A comunidade internacional reagiu com condenação. O Laboratório de Impacto do Estado de Direito da Faculdade de Direito de Stanford juntou-se à Ordem dos Advogados do México para apresentar um amicus curiae – amigo da corte – perante a Suprema Corte mexicana, contestando a constitucionalidade da reforma. A Comissão Interamericana de Direitos Humanos expressou “grave preocupação” com a independência judicial, o acesso à justiça e o Estado de Direito. Essas preocupações foram reiteradas pelo Relator Especial das Nações Unidas sobre a independência de juízes e advogados e pela International Bar Association.

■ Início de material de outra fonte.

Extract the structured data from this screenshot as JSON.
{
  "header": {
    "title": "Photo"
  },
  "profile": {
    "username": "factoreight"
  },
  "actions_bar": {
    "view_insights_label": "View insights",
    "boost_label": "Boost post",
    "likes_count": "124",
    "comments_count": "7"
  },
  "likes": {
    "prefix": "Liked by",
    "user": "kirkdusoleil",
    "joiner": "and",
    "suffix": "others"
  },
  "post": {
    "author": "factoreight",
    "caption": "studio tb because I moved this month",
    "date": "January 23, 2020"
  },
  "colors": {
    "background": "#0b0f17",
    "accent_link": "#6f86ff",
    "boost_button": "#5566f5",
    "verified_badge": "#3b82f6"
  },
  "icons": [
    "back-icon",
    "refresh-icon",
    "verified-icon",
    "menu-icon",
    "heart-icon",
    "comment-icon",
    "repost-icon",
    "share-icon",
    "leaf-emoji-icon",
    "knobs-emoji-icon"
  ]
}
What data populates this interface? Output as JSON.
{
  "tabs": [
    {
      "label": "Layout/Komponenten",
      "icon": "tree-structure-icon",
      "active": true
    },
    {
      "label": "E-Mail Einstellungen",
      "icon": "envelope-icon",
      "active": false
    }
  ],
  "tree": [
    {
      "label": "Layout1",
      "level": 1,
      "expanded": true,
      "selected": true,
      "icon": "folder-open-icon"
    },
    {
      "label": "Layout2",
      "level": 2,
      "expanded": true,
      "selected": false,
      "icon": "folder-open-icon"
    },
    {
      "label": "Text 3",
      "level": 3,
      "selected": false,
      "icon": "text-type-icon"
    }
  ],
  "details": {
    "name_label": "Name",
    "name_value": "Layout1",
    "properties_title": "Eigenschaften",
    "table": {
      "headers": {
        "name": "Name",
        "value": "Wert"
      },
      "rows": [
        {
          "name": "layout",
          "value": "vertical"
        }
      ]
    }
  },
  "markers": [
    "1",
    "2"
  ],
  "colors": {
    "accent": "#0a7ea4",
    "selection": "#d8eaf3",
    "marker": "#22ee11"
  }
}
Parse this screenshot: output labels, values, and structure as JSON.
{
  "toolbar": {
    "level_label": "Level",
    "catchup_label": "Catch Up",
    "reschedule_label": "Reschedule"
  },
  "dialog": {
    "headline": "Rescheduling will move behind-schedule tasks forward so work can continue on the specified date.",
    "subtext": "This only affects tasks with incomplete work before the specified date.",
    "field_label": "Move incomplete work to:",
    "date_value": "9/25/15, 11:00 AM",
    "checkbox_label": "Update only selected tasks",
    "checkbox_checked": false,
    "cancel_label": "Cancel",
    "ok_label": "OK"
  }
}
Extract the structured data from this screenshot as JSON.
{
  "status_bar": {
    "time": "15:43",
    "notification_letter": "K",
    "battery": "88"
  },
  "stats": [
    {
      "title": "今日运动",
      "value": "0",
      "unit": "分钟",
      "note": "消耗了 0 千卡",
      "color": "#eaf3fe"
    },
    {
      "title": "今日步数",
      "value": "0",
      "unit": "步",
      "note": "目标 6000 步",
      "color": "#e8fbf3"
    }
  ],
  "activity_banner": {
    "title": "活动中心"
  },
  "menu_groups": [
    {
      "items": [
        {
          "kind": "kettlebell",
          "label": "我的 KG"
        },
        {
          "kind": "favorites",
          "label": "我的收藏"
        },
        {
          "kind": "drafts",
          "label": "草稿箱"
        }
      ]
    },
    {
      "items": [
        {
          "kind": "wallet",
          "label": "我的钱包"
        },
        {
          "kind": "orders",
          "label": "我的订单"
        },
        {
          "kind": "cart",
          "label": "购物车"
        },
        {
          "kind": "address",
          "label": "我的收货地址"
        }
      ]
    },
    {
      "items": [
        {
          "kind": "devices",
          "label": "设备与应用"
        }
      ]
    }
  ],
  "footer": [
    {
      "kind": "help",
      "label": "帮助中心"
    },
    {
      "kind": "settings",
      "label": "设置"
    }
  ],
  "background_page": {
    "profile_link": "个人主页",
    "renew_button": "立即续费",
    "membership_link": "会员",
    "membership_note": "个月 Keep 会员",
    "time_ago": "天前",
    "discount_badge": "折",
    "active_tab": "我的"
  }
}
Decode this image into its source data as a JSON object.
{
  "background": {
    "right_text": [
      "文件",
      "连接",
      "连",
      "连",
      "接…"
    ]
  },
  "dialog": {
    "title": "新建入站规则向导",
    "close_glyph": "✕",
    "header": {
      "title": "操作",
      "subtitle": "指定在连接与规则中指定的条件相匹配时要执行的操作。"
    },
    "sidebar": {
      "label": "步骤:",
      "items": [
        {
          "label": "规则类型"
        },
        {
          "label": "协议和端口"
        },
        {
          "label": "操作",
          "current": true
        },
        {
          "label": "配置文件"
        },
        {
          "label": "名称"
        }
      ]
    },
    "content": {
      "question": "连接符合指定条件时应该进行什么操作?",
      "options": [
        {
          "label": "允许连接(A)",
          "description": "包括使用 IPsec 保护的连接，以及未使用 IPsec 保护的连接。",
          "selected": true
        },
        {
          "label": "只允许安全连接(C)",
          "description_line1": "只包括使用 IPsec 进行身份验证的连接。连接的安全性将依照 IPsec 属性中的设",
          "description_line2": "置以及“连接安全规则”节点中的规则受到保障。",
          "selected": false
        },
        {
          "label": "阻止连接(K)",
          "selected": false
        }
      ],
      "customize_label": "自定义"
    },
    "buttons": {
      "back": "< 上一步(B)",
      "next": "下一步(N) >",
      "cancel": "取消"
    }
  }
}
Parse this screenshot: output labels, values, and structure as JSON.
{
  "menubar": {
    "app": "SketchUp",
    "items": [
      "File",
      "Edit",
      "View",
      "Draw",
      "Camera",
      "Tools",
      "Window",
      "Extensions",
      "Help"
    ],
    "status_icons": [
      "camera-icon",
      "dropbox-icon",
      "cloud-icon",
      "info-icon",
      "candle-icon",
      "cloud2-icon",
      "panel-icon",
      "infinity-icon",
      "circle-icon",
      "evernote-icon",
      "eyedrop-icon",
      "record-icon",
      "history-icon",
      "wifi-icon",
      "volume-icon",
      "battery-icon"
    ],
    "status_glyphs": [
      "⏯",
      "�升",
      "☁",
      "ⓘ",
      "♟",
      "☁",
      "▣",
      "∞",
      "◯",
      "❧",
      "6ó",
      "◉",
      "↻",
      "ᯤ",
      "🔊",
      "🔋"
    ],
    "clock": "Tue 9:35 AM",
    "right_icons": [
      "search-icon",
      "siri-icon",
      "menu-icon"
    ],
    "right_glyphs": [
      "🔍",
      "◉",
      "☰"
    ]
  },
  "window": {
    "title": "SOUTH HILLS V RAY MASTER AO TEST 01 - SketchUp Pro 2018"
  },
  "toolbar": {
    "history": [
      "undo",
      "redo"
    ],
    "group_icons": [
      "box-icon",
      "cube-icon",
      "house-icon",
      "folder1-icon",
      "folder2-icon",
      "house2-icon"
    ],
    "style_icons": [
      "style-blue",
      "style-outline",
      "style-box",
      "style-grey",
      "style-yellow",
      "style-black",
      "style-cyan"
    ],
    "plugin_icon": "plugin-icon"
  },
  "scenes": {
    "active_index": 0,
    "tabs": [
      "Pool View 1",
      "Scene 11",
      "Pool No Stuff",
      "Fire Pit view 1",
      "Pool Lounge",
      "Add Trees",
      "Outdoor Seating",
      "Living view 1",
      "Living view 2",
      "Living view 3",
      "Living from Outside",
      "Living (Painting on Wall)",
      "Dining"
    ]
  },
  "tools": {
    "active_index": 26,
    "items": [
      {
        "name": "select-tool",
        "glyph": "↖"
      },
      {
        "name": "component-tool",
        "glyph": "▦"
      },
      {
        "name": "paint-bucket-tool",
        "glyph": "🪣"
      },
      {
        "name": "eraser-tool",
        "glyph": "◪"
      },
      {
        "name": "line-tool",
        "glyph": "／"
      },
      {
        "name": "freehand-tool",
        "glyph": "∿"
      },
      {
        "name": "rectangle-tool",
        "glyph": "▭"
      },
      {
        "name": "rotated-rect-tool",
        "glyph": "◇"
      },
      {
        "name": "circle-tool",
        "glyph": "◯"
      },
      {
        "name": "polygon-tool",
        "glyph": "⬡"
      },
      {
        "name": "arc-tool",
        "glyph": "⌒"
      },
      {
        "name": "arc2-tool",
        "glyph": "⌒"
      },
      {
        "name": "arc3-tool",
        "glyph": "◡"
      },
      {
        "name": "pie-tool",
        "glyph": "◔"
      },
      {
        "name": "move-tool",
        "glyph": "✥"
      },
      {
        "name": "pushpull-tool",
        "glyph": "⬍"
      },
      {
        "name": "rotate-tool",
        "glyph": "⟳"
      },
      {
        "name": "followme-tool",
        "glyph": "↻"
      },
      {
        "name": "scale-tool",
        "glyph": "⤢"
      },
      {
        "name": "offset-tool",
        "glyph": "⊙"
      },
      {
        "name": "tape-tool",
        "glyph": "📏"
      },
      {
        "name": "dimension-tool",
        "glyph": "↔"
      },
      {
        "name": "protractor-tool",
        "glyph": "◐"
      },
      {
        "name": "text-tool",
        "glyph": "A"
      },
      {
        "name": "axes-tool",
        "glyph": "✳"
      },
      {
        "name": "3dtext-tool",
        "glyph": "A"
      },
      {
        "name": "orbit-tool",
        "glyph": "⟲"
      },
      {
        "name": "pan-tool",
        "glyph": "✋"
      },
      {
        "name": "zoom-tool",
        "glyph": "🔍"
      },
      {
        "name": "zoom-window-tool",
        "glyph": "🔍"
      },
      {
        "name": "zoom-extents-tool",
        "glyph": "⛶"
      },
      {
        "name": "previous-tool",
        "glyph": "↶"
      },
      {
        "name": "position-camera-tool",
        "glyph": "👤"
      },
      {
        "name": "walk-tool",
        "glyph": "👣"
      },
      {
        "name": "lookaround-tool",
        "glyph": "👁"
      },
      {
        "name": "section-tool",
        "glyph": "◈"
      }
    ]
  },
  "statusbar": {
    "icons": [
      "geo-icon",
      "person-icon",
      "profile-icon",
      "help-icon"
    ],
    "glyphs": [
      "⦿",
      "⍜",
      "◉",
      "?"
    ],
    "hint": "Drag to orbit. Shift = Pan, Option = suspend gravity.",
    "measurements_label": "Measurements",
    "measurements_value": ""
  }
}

As eleições judiciais provavelmente terão um efeito corrosivo sobre a democracia e os direitos humanos. Ao tornar os juízes responsáveis por maiorias populares em vez de princípios constitucionais, o novo sistema provavelmente enfraquecerá a proteção de grupos excluídos, incluindo mulheres, migrantes e comunidades indígenas que dependem da intervenção judicial para proteção contra a discriminação.

As primeiras análises sugerem que os juízes alinhados com o partido governista tiveram um bom desempenho nas eleições, o que pode dar ao Morena uma influência sem precedentes sobre a tomada de decisões judiciais. Do ponto de vista do governo, as eleições parecem ter alcançado seu objetivo político subjacente: consolidar o controle em todos os ramos do governo. Isso elimina os mecanismos de prestação de contas necessários para evitar a deriva autoritária.

A experiência do México destaca a perigosa tensão entre o populismo e a democracia constitucional. Com menos barreiras institucionais remanescentes para impedir uma maior concentração de poder, as instituições democráticas do país enfrentam agora seu maior teste. Para o resto do mundo, o México oferece uma história de advertência sobre como as reivindicações populistas de legitimidade democrática podem minar sistematicamente as bases institucionais das quais a democracia depende.

*Inés M. Pousadela é especialista sênior em pesquisa da CIVICUS**, codiretora e redatora da CIVICUS Lens e coautora do Relatório sobre o Estado da Sociedade Civil.

**A CIVICUS é uma organização internacional sem fins lucrativos voltada para os direitos civis e a ação cidadã. Foi fundada em 1993 e tem sede em Joanesburgo, África do Sul.

Na imagem, a presidente do México, Claudia Sheinbaum, vota na eleição para o Judiciário em 1.o de junho / Reprodução

Este texto foi publicado originalmente pela Inter Press Service (IPS)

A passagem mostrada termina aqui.